Abstractions for model training with Podium¶

Models¶

Module contains ML models.

Pipeline¶

Package contains components for automatic training and evaluation of ML models.

Model selection¶

Method used to find the best combination of training and model hyperparameters out of the given hyperparameters. This method uses simple grid search to evaluate all possible combinations of the given hyperparameters. Based on sklearn’s sklearn.model_selection.GridSearchCV. Each hyperparameter combination is scored by first training the model and then evaluating that model using k-fold cross validation. The final score for a set of hyperparameters is the mean of scores across all folds.

Parameters
  • experiment (Experiment) – Experiment defining the training and prediction procedure to be optimised.

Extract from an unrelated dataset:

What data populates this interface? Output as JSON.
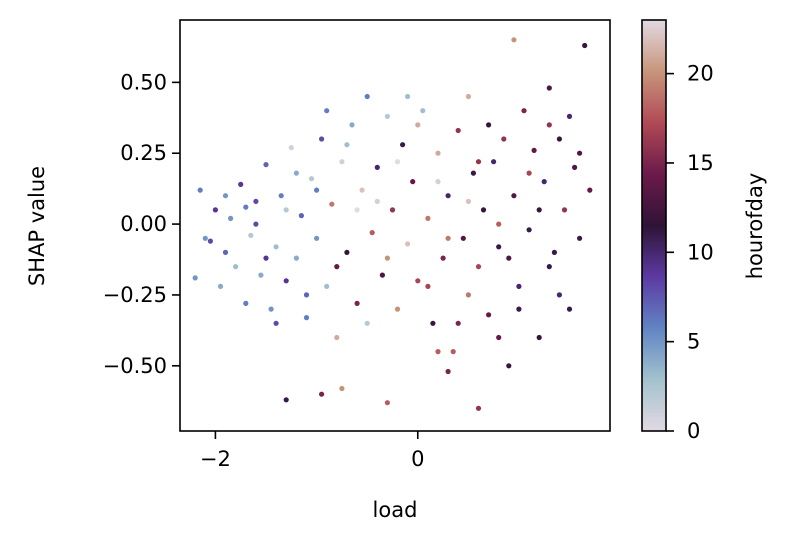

  • dataset (Dataset) – Dataset to be used in the hyperparameter search.

  • score_fun (callable) – Function used to score a hyperparameter set.

  • model_param_grid (Dict or Iterable of Dicts) – The model parameter grid. Combinations taken from this grid are passed to the model’s __init__ function. Dictionary with parameters names (string) as keys and lists of parameter settings to try as values, or a list of such dictionaries, in which case the grids spanned by each dictionary in the list are explored. This enables searching over any sequence of parameter settings.

  • trainer_param_grid (Dict or Iterable of Dicts) – The trainer parameter grid. Combinations taken from this grid are passed to the trainers’s train function. Dictionary with parameters names (string) as keys and lists of parameter settings to try as values, or a list of such dictionaries, in which case the grids spanned by each dictionary in the list are explored. This enables searching over any sequence of parameter settings.

  • n_splits (int) – Number of folds to be used in cross-validation.

  • greater_is_better (bool) – Whether score_func is a score function (default), meaning high is good, or a loss function, meaning low is good.

  • print_progress (bool) – Whether to print progress. Progress is printed to sys.stderr.

Model validation¶

Package contains modules used in model validation.